Schanberg joined The New York Times as a journalist in 1959. He spent much of the early 1970's as a Vietnam War correspondent for Times. For his reporting, he won the George Polk Award for excellence in journalism twice, in 1971 and 1974.
Before the Khmer Rouge took over Cambodia in 1975 and killed approximately 2 million people, Schanberg wrote positively in The New York Times about the coming regime change, writing about the Cambodians that "it is difficult to imagine how their lives could be anything but better with the Americans gone." A dispatch he wrote on April 13, 1975, written from Phnom Penh, ran with the headline "Indochina without Americans: for most, a better life."[1] However, in the same piece, Schanberg also wrote, "This is not to say that the Communist-backed governments which will replace the American clients can be expected to be benevolent. Already, in Cambodia, there is evidence in the areas led by the Communist-led Cambodian insurgents that life is hard and inflexible, everything that Cambodians are not."

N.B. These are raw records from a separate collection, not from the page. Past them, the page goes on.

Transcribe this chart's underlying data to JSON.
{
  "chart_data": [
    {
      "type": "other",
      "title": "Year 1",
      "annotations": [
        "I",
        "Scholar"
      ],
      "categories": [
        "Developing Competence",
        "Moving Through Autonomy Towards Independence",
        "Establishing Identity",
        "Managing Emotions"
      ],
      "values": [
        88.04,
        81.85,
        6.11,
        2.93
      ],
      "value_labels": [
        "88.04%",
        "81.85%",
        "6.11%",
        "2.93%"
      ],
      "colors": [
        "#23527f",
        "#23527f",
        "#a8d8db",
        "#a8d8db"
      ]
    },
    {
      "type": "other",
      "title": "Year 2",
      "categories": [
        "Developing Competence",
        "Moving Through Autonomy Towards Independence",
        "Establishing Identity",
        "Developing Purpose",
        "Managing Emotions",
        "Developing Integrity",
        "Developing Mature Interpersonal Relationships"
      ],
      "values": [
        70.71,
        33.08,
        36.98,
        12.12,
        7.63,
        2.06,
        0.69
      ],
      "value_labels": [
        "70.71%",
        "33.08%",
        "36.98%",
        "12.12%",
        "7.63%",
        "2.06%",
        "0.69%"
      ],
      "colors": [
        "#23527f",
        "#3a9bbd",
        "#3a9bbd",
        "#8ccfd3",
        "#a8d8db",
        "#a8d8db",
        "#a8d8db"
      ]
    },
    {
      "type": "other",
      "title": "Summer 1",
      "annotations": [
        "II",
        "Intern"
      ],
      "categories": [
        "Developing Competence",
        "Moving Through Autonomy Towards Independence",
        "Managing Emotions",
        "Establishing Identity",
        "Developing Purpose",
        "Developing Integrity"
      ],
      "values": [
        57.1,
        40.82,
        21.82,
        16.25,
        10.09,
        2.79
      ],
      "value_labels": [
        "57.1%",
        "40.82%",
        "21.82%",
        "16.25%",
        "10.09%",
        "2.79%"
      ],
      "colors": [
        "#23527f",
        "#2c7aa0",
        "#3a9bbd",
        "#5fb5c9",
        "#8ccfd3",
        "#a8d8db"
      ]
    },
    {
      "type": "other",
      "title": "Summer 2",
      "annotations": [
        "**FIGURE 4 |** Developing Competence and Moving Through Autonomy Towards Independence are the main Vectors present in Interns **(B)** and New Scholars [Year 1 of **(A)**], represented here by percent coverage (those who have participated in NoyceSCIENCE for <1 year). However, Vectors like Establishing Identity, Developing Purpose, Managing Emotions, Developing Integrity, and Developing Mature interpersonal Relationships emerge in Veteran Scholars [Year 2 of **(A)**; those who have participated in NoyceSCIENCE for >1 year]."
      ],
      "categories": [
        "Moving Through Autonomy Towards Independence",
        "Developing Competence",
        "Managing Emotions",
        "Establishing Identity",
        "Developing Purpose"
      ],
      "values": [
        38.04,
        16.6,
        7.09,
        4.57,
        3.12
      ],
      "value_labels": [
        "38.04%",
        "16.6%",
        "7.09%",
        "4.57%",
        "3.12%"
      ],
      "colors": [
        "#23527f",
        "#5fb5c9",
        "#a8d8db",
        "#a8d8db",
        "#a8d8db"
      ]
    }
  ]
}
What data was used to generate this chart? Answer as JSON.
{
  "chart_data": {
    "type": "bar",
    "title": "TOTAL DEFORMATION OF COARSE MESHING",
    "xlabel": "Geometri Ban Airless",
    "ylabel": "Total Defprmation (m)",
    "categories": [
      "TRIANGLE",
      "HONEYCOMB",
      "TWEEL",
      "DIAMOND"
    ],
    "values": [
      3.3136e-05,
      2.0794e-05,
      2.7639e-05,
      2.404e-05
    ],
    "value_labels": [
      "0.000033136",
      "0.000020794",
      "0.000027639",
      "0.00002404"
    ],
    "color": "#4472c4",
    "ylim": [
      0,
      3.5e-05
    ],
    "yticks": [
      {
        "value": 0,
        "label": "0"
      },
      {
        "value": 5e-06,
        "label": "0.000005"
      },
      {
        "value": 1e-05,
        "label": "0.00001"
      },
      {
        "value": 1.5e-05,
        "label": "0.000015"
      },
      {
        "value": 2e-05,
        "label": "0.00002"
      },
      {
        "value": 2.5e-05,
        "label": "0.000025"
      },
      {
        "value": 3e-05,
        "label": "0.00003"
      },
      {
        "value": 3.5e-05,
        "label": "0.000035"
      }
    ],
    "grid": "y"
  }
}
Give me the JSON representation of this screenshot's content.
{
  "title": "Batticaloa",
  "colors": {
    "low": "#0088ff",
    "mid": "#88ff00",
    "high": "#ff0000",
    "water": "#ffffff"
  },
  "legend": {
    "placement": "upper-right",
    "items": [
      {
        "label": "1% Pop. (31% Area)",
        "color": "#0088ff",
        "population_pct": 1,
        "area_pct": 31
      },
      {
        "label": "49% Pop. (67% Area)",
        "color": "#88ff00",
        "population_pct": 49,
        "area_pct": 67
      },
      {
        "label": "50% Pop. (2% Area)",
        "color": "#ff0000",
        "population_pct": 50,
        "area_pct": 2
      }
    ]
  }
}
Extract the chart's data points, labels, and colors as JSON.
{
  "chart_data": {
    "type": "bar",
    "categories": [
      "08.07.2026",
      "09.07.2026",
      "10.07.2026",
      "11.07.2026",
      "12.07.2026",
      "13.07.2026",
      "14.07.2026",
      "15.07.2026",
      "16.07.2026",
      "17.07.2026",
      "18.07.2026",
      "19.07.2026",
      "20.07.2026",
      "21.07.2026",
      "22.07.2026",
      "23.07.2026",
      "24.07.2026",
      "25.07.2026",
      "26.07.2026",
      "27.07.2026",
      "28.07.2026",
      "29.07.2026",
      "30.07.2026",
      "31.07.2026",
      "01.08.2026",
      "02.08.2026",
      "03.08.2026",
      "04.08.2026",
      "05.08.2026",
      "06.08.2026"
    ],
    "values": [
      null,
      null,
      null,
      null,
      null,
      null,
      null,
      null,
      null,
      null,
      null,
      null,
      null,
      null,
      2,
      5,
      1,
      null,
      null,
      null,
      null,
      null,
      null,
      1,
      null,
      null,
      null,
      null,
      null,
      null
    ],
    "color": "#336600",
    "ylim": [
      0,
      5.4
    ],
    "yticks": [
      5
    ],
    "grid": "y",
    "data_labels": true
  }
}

His 1980 book The Death and Life of Dith Pran, was about the struggle for survival of his assistant Dith Pran in the Khmer Rouge regime. The book inspired the 1984 film The Killing Fields, in which Schanberg was played by Sam Waterston.
Between 1986 and 1995, he was an associate editor and columnist for New York Newsday.
In 2006, Schanberg resigned as the Press Clips columnist for The Village Voice in protest over the editorial, political and personnel changes made by the new publisher, New Times Media.
Bibliography
Schanberg, Sydney (1980). The Death and Life of Dith Pran. Penguin. ISBN 0140084576.
Schanberg, Sydney (1984). The Killing Fields: The Facts Behind The Film. London: Weidenfeld and Nicolson.